Apr 24, 2025 4:54 PM
Theorizing Myth is a history of the idea of myth structured as a series of essays on the interplay of myth, narration, overt power and subversive rhetoric. In all cases, Lincoln argues, myth is a type of ideology in narrative form, but the connotations are different throughout the attested 2700 year history of the word.
Part 1 deals with the ancient senses of the word, with Chapter 1 tracing the etymology of "myth" from the Greek muthos and its earliest documented use in Homer and Hesiod. Rather than having the connotation of a fable, it instead denotes a type of speech act said by the powerful who have the means to impart their will upon the world. Logos, in contrast, is a type of speech almost exclusively used by women or the physically weak.

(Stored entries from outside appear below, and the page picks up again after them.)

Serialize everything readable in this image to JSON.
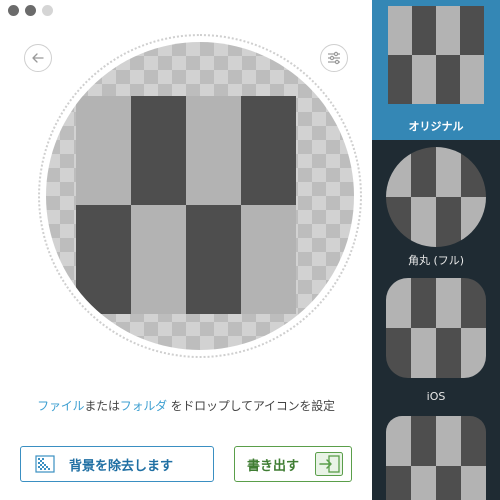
{
  "window": {
    "traffic_lights": [
      "close",
      "minimize",
      "zoom"
    ]
  },
  "toolbar": {
    "back_icon": "arrow-left-icon",
    "settings_icon": "sliders-icon"
  },
  "drop_zone": {
    "pattern": {
      "light": "#b3b3b3",
      "dark": "#4e4e4e"
    }
  },
  "instruction": {
    "part1": "ファイル",
    "part2": "または",
    "part3": "フォルダ",
    "part4": " をドロップしてアイコンを設定"
  },
  "buttons": {
    "remove_bg_label": "背景を除去します",
    "export_label": "書き出す"
  },
  "sidebar": {
    "selected_color": "#3487b5",
    "previews": [
      {
        "label": "オリジナル",
        "selected": true
      },
      {
        "label": "角丸 (フル)",
        "selected": false
      },
      {
        "label": "iOS",
        "selected": false
      },
      {
        "label": "",
        "selected": false
      }
    ]
  },
  "colors": {
    "link": "#3d9fd1",
    "remove_border": "#3a8fc2",
    "export_border": "#5a9e4a",
    "sidebar_bg": "#1f2b33"
  }
}
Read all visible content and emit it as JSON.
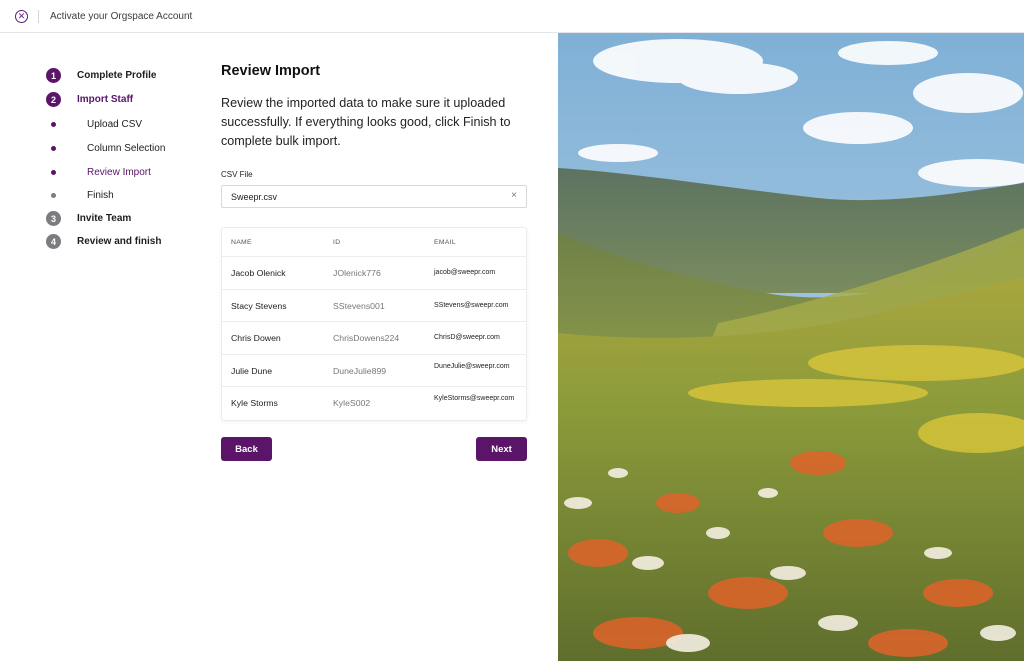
{
  "header": {
    "title": "Activate your Orgspace Account",
    "close_icon": "close-circle-icon"
  },
  "stepper": {
    "steps": [
      {
        "number": "1",
        "label": "Complete Profile"
      },
      {
        "number": "2",
        "label": "Import Staff"
      },
      {
        "number": "3",
        "label": "Invite Team"
      },
      {
        "number": "4",
        "label": "Review and finish"
      }
    ],
    "substeps": [
      {
        "label": "Upload CSV"
      },
      {
        "label": "Column Selection"
      },
      {
        "label": "Review Import"
      },
      {
        "label": "Finish"
      }
    ]
  },
  "main": {
    "title": "Review Import",
    "description": "Review the imported data to make sure it uploaded successfully. If everything looks good, click Finish to complete bulk import.",
    "csv_label": "CSV File",
    "csv_value": "Sweepr.csv",
    "clear_glyph": "×",
    "table": {
      "headers": [
        "NAME",
        "ID",
        "EMAIL"
      ],
      "rows": [
        {
          "name": "Jacob Olenick",
          "id": "JOlenick776",
          "email": "jacob@sweepr.com"
        },
        {
          "name": "Stacy Stevens",
          "id": "SStevens001",
          "email": "SStevens@sweepr.com"
        },
        {
          "name": "Chris Dowen",
          "id": "ChrisDowens224",
          "email": "ChrisD@sweepr.com"
        },
        {
          "name": "Julie Dune",
          "id": "DuneJulie899",
          "email": "DuneJulie@sweepr.com"
        },
        {
          "name": "Kyle Storms",
          "id": "KyleS002",
          "email": "KyleStorms@sweepr.com"
        }
      ]
    },
    "back_label": "Back",
    "next_label": "Next"
  },
  "colors": {
    "accent": "#5a1468",
    "muted": "#7b7b80"
  }
}
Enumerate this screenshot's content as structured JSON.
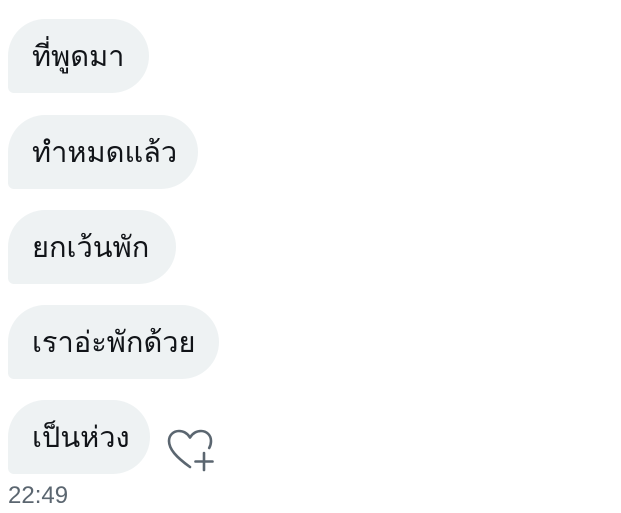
{
  "messages": [
    {
      "text": "ที่พูดมา"
    },
    {
      "text": "ทำหมดแล้ว"
    },
    {
      "text": "ยกเว้นพัก"
    },
    {
      "text": "เราอ่ะพักด้วย"
    },
    {
      "text": "เป็นห่วง"
    }
  ],
  "reaction_button": {
    "icon": "heart-plus-icon"
  },
  "timestamp": "22:49",
  "colors": {
    "bubble_bg": "#eef2f3",
    "text": "#111418",
    "timestamp": "#5b6670",
    "icon": "#5b6670"
  }
}
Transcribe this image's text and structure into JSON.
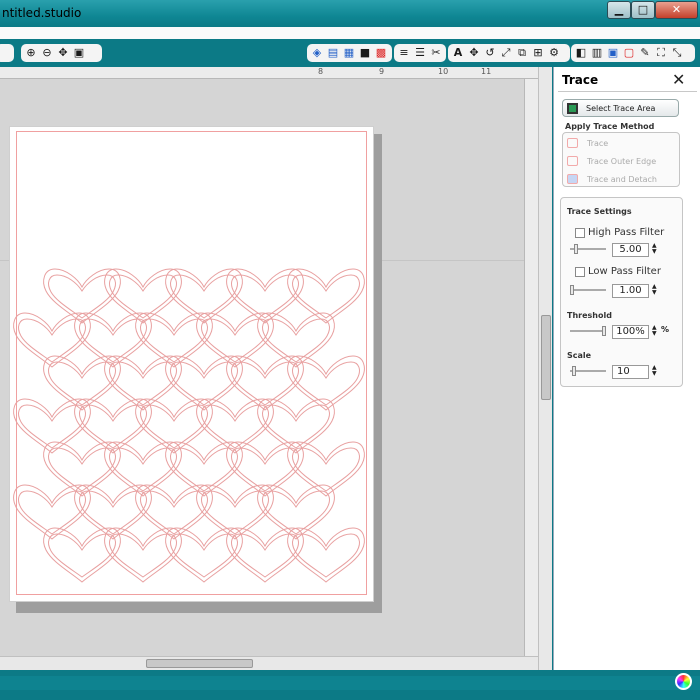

Chapter 2 deals with the history of mythos from Pindar through the pre-Socratics, and into Plato. Throughout these centuries, as Greek science and philosophy increasingly erode at poetic, religiously inspired explanations of the world, mythos gains the connotation of a tale or fable. Plato, however, makes use of the term as an instructive narrative that while not necessarily true, can orient people toward truth. By the Hellenistic era, mythos has taken on its more modern denotation. Though Lincoln doesn't take the argument this far, one can feel like the meanings of the words switch places, with Logos usurping the powerful, divine, omnipotent mantle of mythos by the 1st Century AD, and sealing it with the Gospel of John: "In the beginning was the Logos, and the Logos was with God, and the Logos was God."
Part 2 picks up the history of the idea of Myth at the Renaissance. It's a jarring jump, and while understandable given the connotation of myth changed little in the intervening eras, skipping over so much ground feels like a criminal caesura. For instance, Aristotle's Poetics and Julian the Apostate's "To the Cynic Heracleios" mention some form of the word mythos more than three times as frequently as the Iliad or Odyssey.
This post-renaissance history of the idea of myth shows it being increasingly tied to the idea of a people or Volk. A brief outline is as follows:
Johan Gottfried Herder posited that mankind at its root is not divisible into races or civilization into hierarchy but different cultures and physiognomies developed in reaction to new environments as mankind spread out. During this spread myth develops as a culture defines itself in opposition to other cultures. The Englishman William Jones posited an Asian origin European cultures. Germans were particularly drawn to these two ideas and merged them to see themselves as having a glorious past. Grimm, Feuerbach, Wagner, Nietzsche, Muller, and others honed the idea of a Volk further into a German identity that increasingly viewed Jews as other. Anthropologically, rather than merely religiously.
The next three chapters deal with three figures whose works, while perhaps the best of these scholars, still had an otherizing stance that came to be embodied by Nazi thought: William Jones, Nietzsche, and Dumezil. Jones, while not Eurocentric quite literally placed Persia as the origin of humanity and Persian as the Adamic language. Lincoln argues that Nietzsche's blond beast was not merely a lion, as others like Kaufman claim, but something that definitely had a racial component. Third, Dumezil reoriented an understanding of the German God Tyr to be a legal God, in line with his anti-Nazi but pro-Italian Fascist politics.
Part 3 involves accounts of Plato's Phaedrus, Plutarch's account of the Sibyl, Gautrek's saga, and Pandits under the aforementioned William Jones. Lincoln argues each reoriented myths to serve their political needs.
Lincoln concludes the collection with a commentary on whether scholarship is a logos or a muthos, musing that "if myth is ideology in narrative form, then scholarship is myth with footnotes." Overall it's a deft analysis and comparative approach to myths and the history of myths and how political forces shape and reorient them.